Ahmedabad, May 2 - More than 4,000 students from the earthquake-ravaged areas of Kutch and around 55 from Gujarat's principal city Ahmedabad are these days writing the higher secondary certificate (HSC) and secondary school certificate (SSC) examinations organized specially for them.

Gujarat Secondary Education Board (GSEB) chairman P. V. Trivedi told IANS that after the quake, students of the two regions were not in a position to take the examinations last month. So the Gujarat government and various other organizations decided to hold supplementary examinations for students in the two regions.

"Now the HSC and SSC students are feeling comfortable as they got some time to catch up with their studies so badly disturbed in the wake of the quake. We saw some students were still tense, but that is the case with all examinations," Trivedi said Wednesday, the second day of the examinations.

A devastating quake measuring 6.9 on the Richter scale hit Gujarat January 26, less than six weeks before the examinations that were scheduled in the first week of March. About 25,000 people were killed and tens of thousands left homeless in the temblor.

The state government postponed the examinations by two weeks, but further delayed the examination for the students of Kutch and Ahmedabad.

Students at the Government Girls' High School at Raikhad in the city seemed tense, but brave at the examinations. One of the students, Shreya Dikshit, who lost her father in quake, said her father had said she should never neglect her studies.

The center of all attraction, however, was Kuldeep Maniar, a cerebral palsy patient who was taking his HSC (general stream) exams.
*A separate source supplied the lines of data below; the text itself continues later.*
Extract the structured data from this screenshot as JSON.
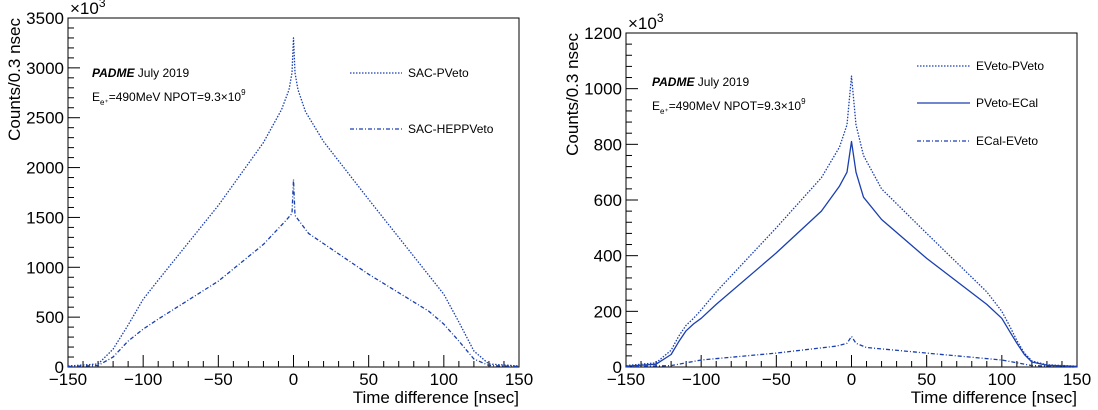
{
  "chart_data": [
    {
      "type": "line",
      "xlabel": "Time difference [nsec]",
      "ylabel": "Counts/0.3 nsec",
      "y_multiplier": "×10",
      "y_multiplier_exp": "3",
      "xlim": [
        -150,
        150
      ],
      "ylim": [
        0,
        3500
      ],
      "xticks": [
        -150,
        -100,
        -50,
        0,
        50,
        100,
        150
      ],
      "xtick_labels": [
        "−150",
        "−100",
        "−50",
        "0",
        "50",
        "100",
        "150"
      ],
      "yticks": [
        0,
        500,
        1000,
        1500,
        2000,
        2500,
        3000,
        3500
      ],
      "ytick_labels": [
        "0",
        "500",
        "1000",
        "1500",
        "2000",
        "2500",
        "3000",
        "3500"
      ],
      "grid": false,
      "legend_position": "top-right",
      "annotation": {
        "brand": "PADME",
        "date": " July 2019",
        "energy_E": "E",
        "energy_sub": "e⁺",
        "energy_text": "=490MeV NPOT=9.3×10",
        "energy_exp": "9"
      },
      "series": [
        {
          "name": "SAC-PVeto",
          "color": "#1a3fb0",
          "dash": "1.5,1.5",
          "x": [
            -150,
            -130,
            -120,
            -110,
            -100,
            -90,
            -50,
            -20,
            -8,
            -3,
            -1,
            0,
            1,
            3,
            8,
            20,
            50,
            90,
            100,
            110,
            120,
            130,
            150
          ],
          "y": [
            10,
            30,
            180,
            420,
            680,
            870,
            1620,
            2250,
            2580,
            2780,
            2950,
            3300,
            2950,
            2780,
            2560,
            2260,
            1680,
            920,
            730,
            450,
            160,
            30,
            10
          ]
        },
        {
          "name": "SAC-HEPPVeto",
          "color": "#1a3fb0",
          "dash": "4,2,1,2",
          "x": [
            -150,
            -130,
            -120,
            -110,
            -100,
            -90,
            -50,
            -20,
            -5,
            -1,
            0,
            1,
            3,
            10,
            50,
            90,
            100,
            110,
            120,
            130,
            150
          ],
          "y": [
            5,
            15,
            100,
            260,
            380,
            480,
            860,
            1230,
            1470,
            1540,
            1880,
            1520,
            1480,
            1340,
            930,
            560,
            430,
            260,
            80,
            15,
            5
          ]
        }
      ]
    },
    {
      "type": "line",
      "xlabel": "Time difference [nsec]",
      "ylabel": "Counts/0.3 nsec",
      "y_multiplier": "×10",
      "y_multiplier_exp": "3",
      "xlim": [
        -150,
        150
      ],
      "ylim": [
        0,
        1200
      ],
      "xticks": [
        -150,
        -100,
        -50,
        0,
        50,
        100,
        150
      ],
      "xtick_labels": [
        "−150",
        "−100",
        "−50",
        "0",
        "50",
        "100",
        "150"
      ],
      "yticks": [
        0,
        200,
        400,
        600,
        800,
        1000,
        1200
      ],
      "ytick_labels": [
        "0",
        "200",
        "400",
        "600",
        "800",
        "1000",
        "1200"
      ],
      "grid": false,
      "legend_position": "top-right",
      "annotation": {
        "brand": "PADME",
        "date": " July 2019",
        "energy_E": "E",
        "energy_sub": "e⁺",
        "energy_text": "=490MeV NPOT=9.3×10",
        "energy_exp": "9"
      },
      "series": [
        {
          "name": "EVeto-PVeto",
          "color": "#1a3fb0",
          "dash": "1.5,1.5",
          "x": [
            -150,
            -130,
            -120,
            -115,
            -110,
            -105,
            -100,
            -90,
            -50,
            -20,
            -8,
            -3,
            0,
            3,
            8,
            20,
            50,
            90,
            100,
            105,
            110,
            115,
            120,
            130,
            150
          ],
          "y": [
            5,
            15,
            60,
            110,
            150,
            175,
            205,
            270,
            500,
            680,
            790,
            870,
            1045,
            870,
            760,
            640,
            480,
            270,
            200,
            150,
            95,
            50,
            22,
            8,
            3
          ]
        },
        {
          "name": "PVeto-ECal",
          "color": "#1a3fb0",
          "dash": "",
          "x": [
            -150,
            -130,
            -120,
            -115,
            -110,
            -105,
            -100,
            -90,
            -50,
            -20,
            -8,
            -3,
            0,
            3,
            8,
            20,
            50,
            90,
            100,
            105,
            110,
            115,
            120,
            130,
            150
          ],
          "y": [
            3,
            10,
            45,
            90,
            130,
            155,
            175,
            225,
            410,
            560,
            650,
            700,
            810,
            700,
            610,
            530,
            390,
            225,
            175,
            130,
            85,
            45,
            18,
            6,
            2
          ]
        },
        {
          "name": "ECal-EVeto",
          "color": "#1a3fb0",
          "dash": "4,2,1,2",
          "x": [
            -150,
            -120,
            -110,
            -100,
            -50,
            -10,
            -3,
            0,
            3,
            10,
            50,
            100,
            110,
            120,
            150
          ],
          "y": [
            1,
            5,
            15,
            25,
            50,
            75,
            85,
            110,
            85,
            70,
            50,
            25,
            15,
            5,
            1
          ]
        }
      ]
    }
  ]
}
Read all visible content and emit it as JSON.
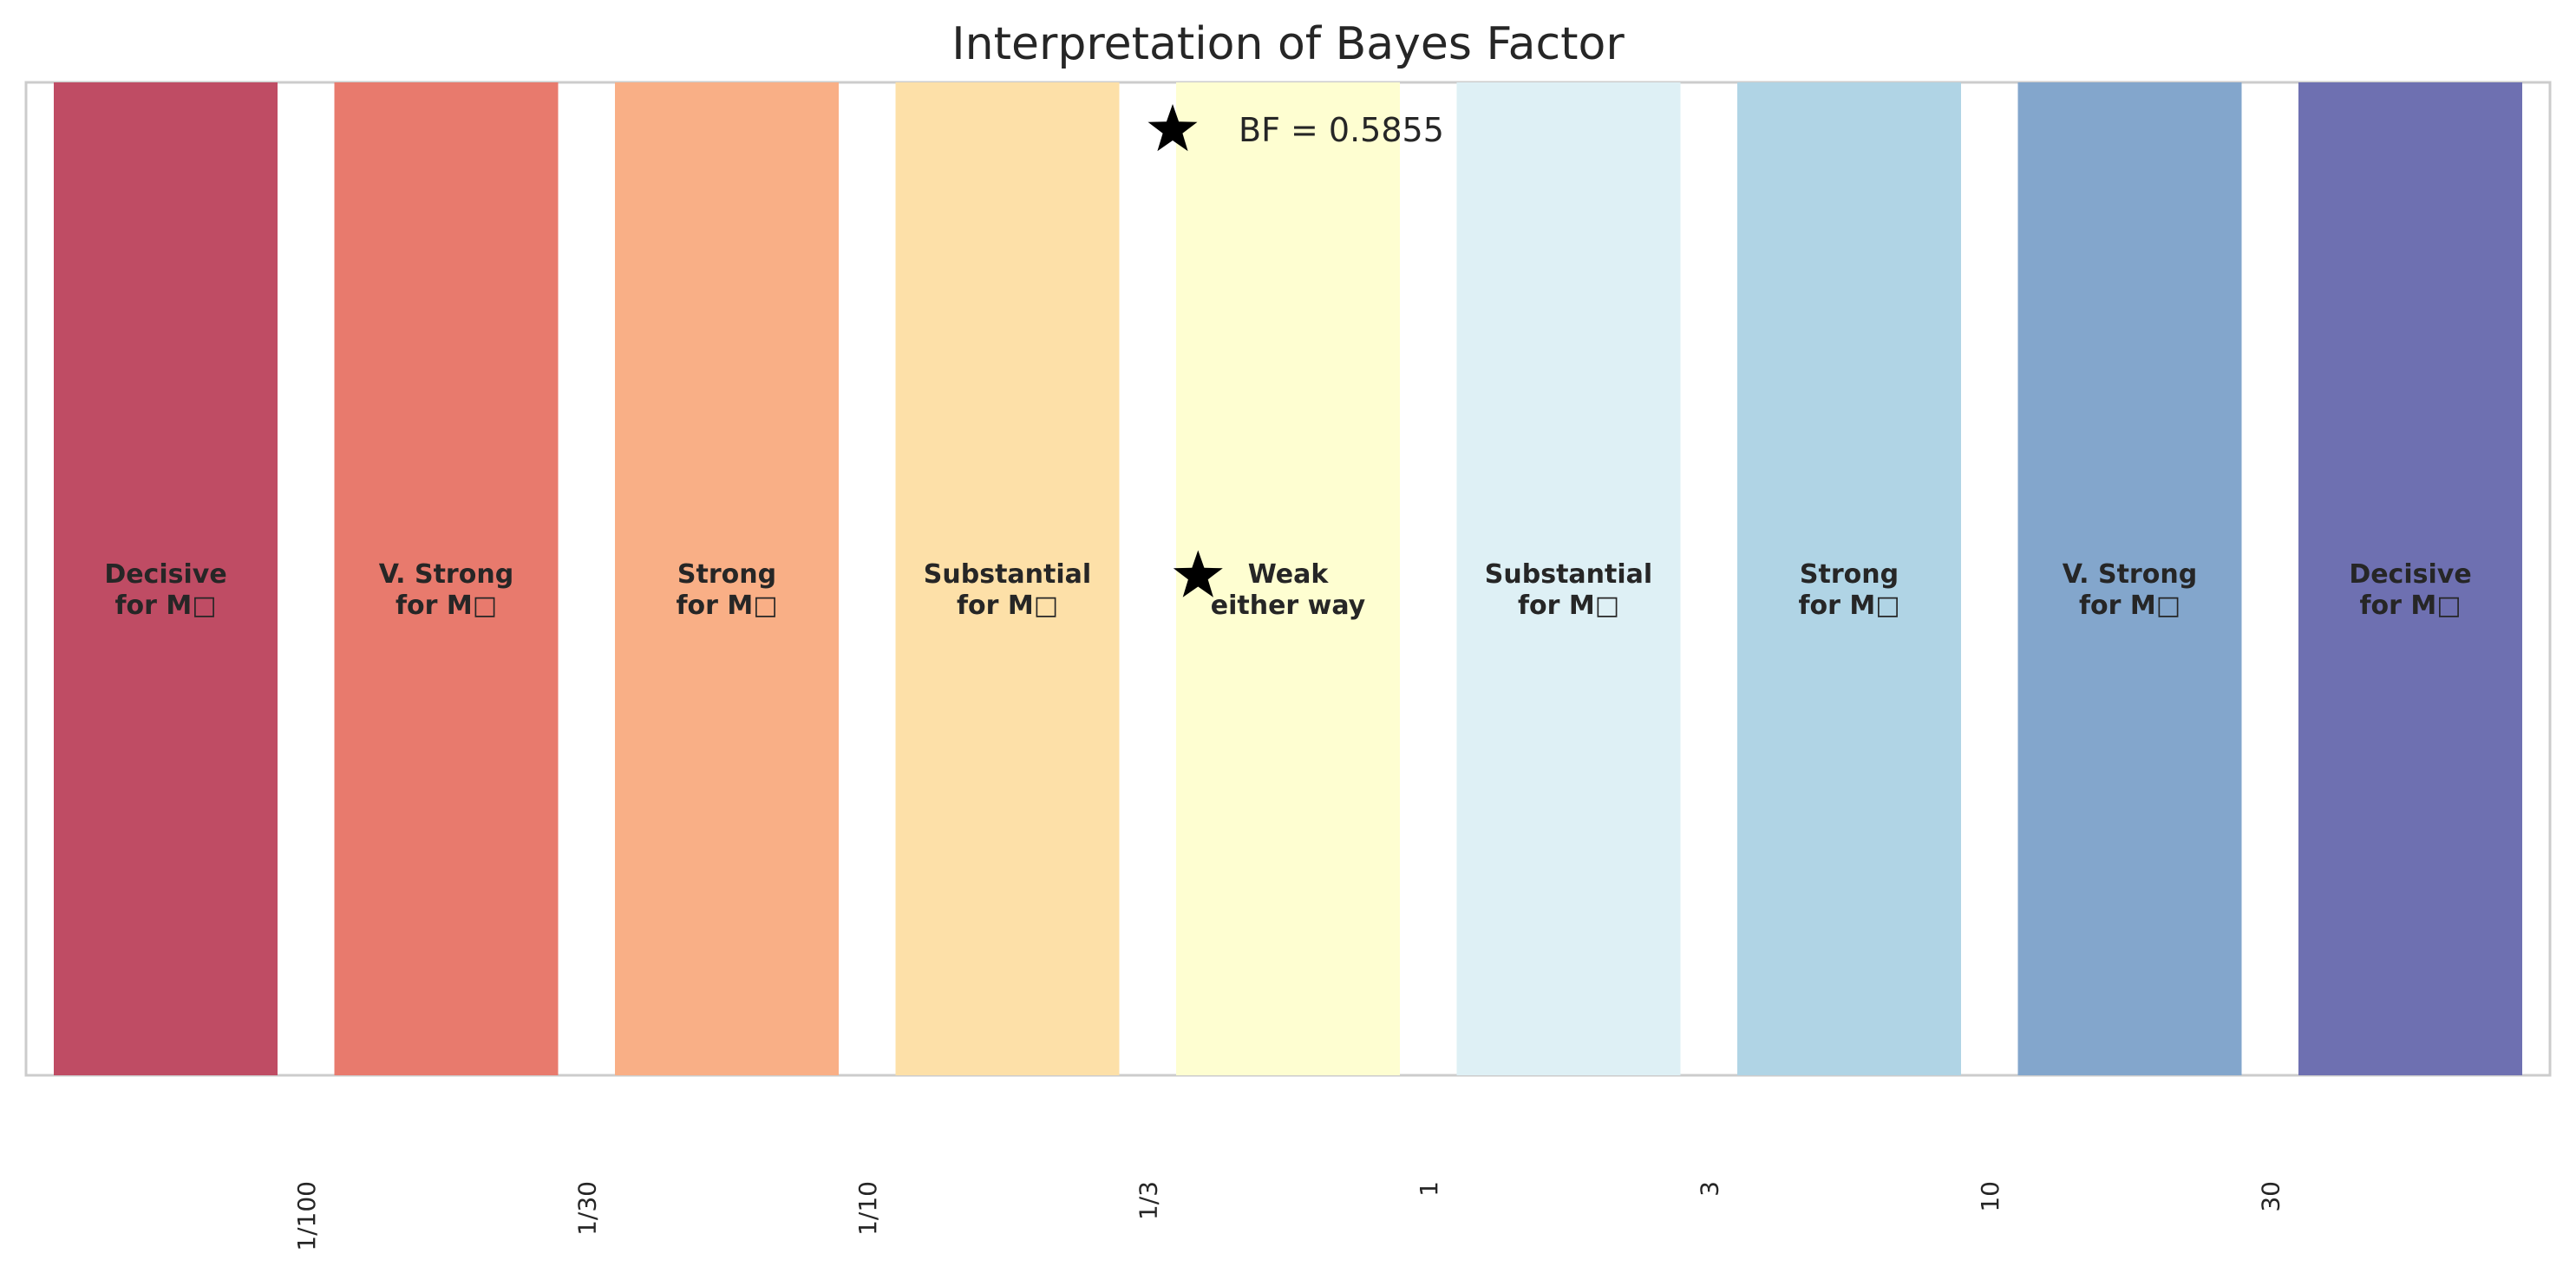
{
  "chart_data": {
    "type": "bar",
    "title": "Interpretation of Bayes Factor",
    "xlabel": "",
    "ylabel": "",
    "x_tick_labels": [
      "1/100",
      "1/30",
      "1/10",
      "1/3",
      "1",
      "3",
      "10",
      "30"
    ],
    "categories": [
      "Decisive\nfor M□",
      "V. Strong\nfor M□",
      "Strong\nfor M□",
      "Substantial\nfor M□",
      "Weak\neither way",
      "Substantial\nfor M□",
      "Strong\nfor M□",
      "V. Strong\nfor M□",
      "Decisive\nfor M□"
    ],
    "values": [
      1,
      1,
      1,
      1,
      1,
      1,
      1,
      1,
      1
    ],
    "ylim": [
      0,
      1
    ],
    "colors": [
      "#bf4c64",
      "#e87a6d",
      "#f9af86",
      "#fde0a8",
      "#fefed1",
      "#def0f5",
      "#b0d4e5",
      "#83a6cc",
      "#6e70b1"
    ],
    "bayes_factor": {
      "value": 0.5855,
      "label": "BF = 0.5855",
      "marker": "star"
    },
    "grid": false,
    "legend": "upper-center"
  }
}
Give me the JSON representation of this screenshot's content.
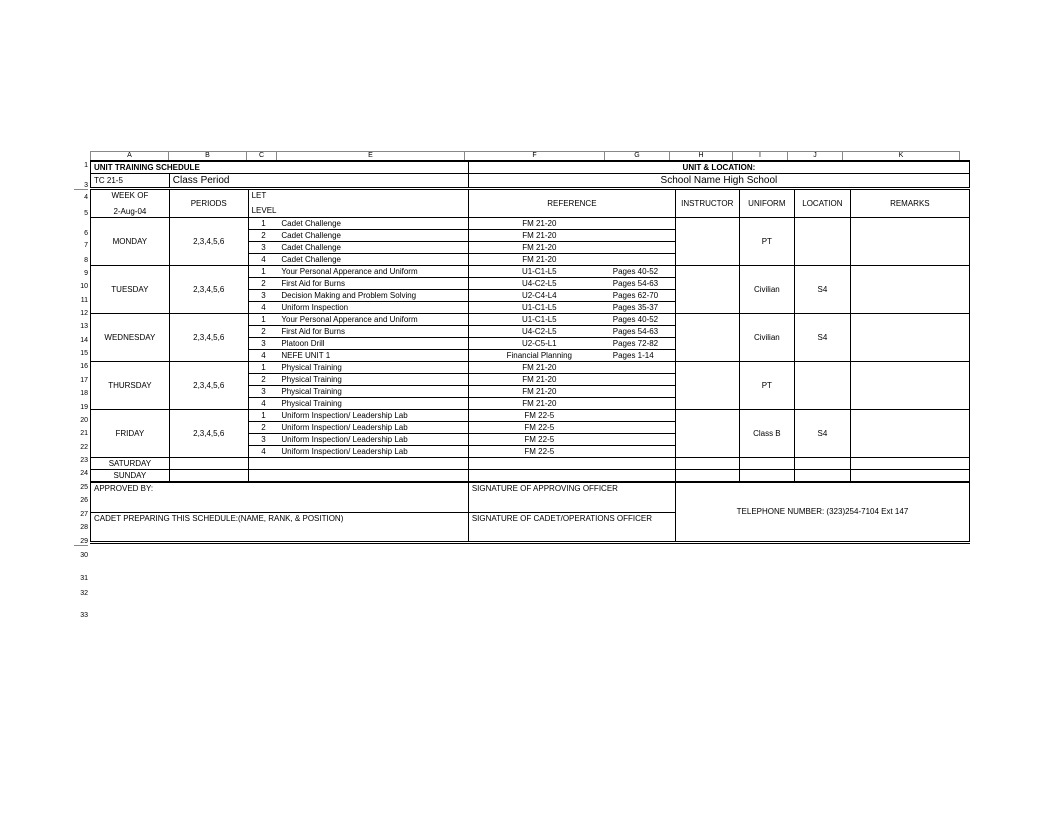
{
  "col_headers": {
    "A": "A",
    "B": "B",
    "C": "C",
    "E": "E",
    "F": "F",
    "G": "G",
    "H": "H",
    "I": "I",
    "J": "J",
    "K": "K"
  },
  "row_nums": [
    "1",
    "2",
    "3",
    "4",
    "5",
    "6",
    "7",
    "8",
    "9",
    "10",
    "11",
    "12",
    "13",
    "14",
    "15",
    "16",
    "17",
    "18",
    "19",
    "20",
    "21",
    "22",
    "23",
    "24",
    "25",
    "26",
    "27",
    "28",
    "29",
    "30",
    "31",
    "32",
    "33"
  ],
  "title_left": "UNIT TRAINING SCHEDULE",
  "title_right": "UNIT & LOCATION:",
  "sub_left_a": "TC 21-5",
  "sub_left_b": "Class Period",
  "sub_right": "School Name High School",
  "hdr": {
    "weekof": "WEEK OF",
    "date": "2-Aug-04",
    "periods": "PERIODS",
    "let": "LET",
    "level": "LEVEL",
    "reference": "REFERENCE",
    "instructor": "INSTRUCTOR",
    "uniform": "UNIFORM",
    "location": "LOCATION",
    "remarks": "REMARKS"
  },
  "days": [
    {
      "name": "MONDAY",
      "periods": "2,3,4,5,6",
      "uniform": "PT",
      "location": "",
      "rows": [
        {
          "n": "1",
          "subj": "Cadet Challenge",
          "ref": "FM 21-20",
          "pg": ""
        },
        {
          "n": "2",
          "subj": "Cadet Challenge",
          "ref": "FM 21-20",
          "pg": ""
        },
        {
          "n": "3",
          "subj": "Cadet Challenge",
          "ref": "FM 21-20",
          "pg": ""
        },
        {
          "n": "4",
          "subj": "Cadet Challenge",
          "ref": "FM 21-20",
          "pg": ""
        }
      ]
    },
    {
      "name": "TUESDAY",
      "periods": "2,3,4,5,6",
      "uniform": "Civilian",
      "location": "S4",
      "rows": [
        {
          "n": "1",
          "subj": "Your Personal Apperance and Uniform",
          "ref": "U1-C1-L5",
          "pg": "Pages 40-52"
        },
        {
          "n": "2",
          "subj": "First Aid for Burns",
          "ref": "U4-C2-L5",
          "pg": "Pages 54-63"
        },
        {
          "n": "3",
          "subj": "Decision Making and Problem Solving",
          "ref": "U2-C4-L4",
          "pg": "Pages 62-70"
        },
        {
          "n": "4",
          "subj": "Uniform Inspection",
          "ref": "U1-C1-L5",
          "pg": "Pages 35-37"
        }
      ]
    },
    {
      "name": "WEDNESDAY",
      "periods": "2,3,4,5,6",
      "uniform": "Civilian",
      "location": "S4",
      "rows": [
        {
          "n": "1",
          "subj": "Your Personal Apperance and Uniform",
          "ref": "U1-C1-L5",
          "pg": "Pages 40-52"
        },
        {
          "n": "2",
          "subj": "First Aid for Burns",
          "ref": "U4-C2-L5",
          "pg": "Pages 54-63"
        },
        {
          "n": "3",
          "subj": "Platoon Drill",
          "ref": "U2-C5-L1",
          "pg": "Pages 72-82"
        },
        {
          "n": "4",
          "subj": "NEFE UNIT 1",
          "ref": "Financial Planning",
          "pg": "Pages 1-14"
        }
      ]
    },
    {
      "name": "THURSDAY",
      "periods": "2,3,4,5,6",
      "uniform": "PT",
      "location": "",
      "rows": [
        {
          "n": "1",
          "subj": "Physical Training",
          "ref": "FM 21-20",
          "pg": ""
        },
        {
          "n": "2",
          "subj": "Physical Training",
          "ref": "FM 21-20",
          "pg": ""
        },
        {
          "n": "3",
          "subj": "Physical Training",
          "ref": "FM 21-20",
          "pg": ""
        },
        {
          "n": "4",
          "subj": "Physical Training",
          "ref": "FM 21-20",
          "pg": ""
        }
      ]
    },
    {
      "name": "FRIDAY",
      "periods": "2,3,4,5,6",
      "uniform": "Class B",
      "location": "S4",
      "rows": [
        {
          "n": "1",
          "subj": "Uniform Inspection/ Leadership Lab",
          "ref": "FM 22-5",
          "pg": ""
        },
        {
          "n": "2",
          "subj": "Uniform Inspection/ Leadership Lab",
          "ref": "FM 22-5",
          "pg": ""
        },
        {
          "n": "3",
          "subj": "Uniform Inspection/ Leadership Lab",
          "ref": "FM 22-5",
          "pg": ""
        },
        {
          "n": "4",
          "subj": "Uniform Inspection/ Leadership Lab",
          "ref": "FM 22-5",
          "pg": ""
        }
      ]
    }
  ],
  "saturday": "SATURDAY",
  "sunday": "SUNDAY",
  "footer": {
    "approved": "APPROVED BY:",
    "sig_approving": "SIGNATURE OF APPROVING OFFICER",
    "cadet_prep": "CADET PREPARING THIS SCHEDULE:(NAME, RANK, & POSITION)",
    "sig_cadet": "SIGNATURE OF CADET/OPERATIONS OFFICER",
    "phone": "TELEPHONE NUMBER: (323)254-7104 Ext 147"
  }
}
Kuldeep is writing the papers himself. He suffers 85 percent disability and moves around with a walker.

His mother, a biology teacher at the local C.N. Vidyalaya said Kuldeep's only disadvantage is that he writes a little slow. "Kuldeep is never able to finish his paper. He ends up not being able to write at least one and a half questions despite knowing the answer," says his mother, requesting the government to modify rules to help children trying to rise above their disabilities.

Trivedi said the board was looking for good results from the students. The quake-hit students had some psychological problems so the marking scheme would be a little liberal for them, he said.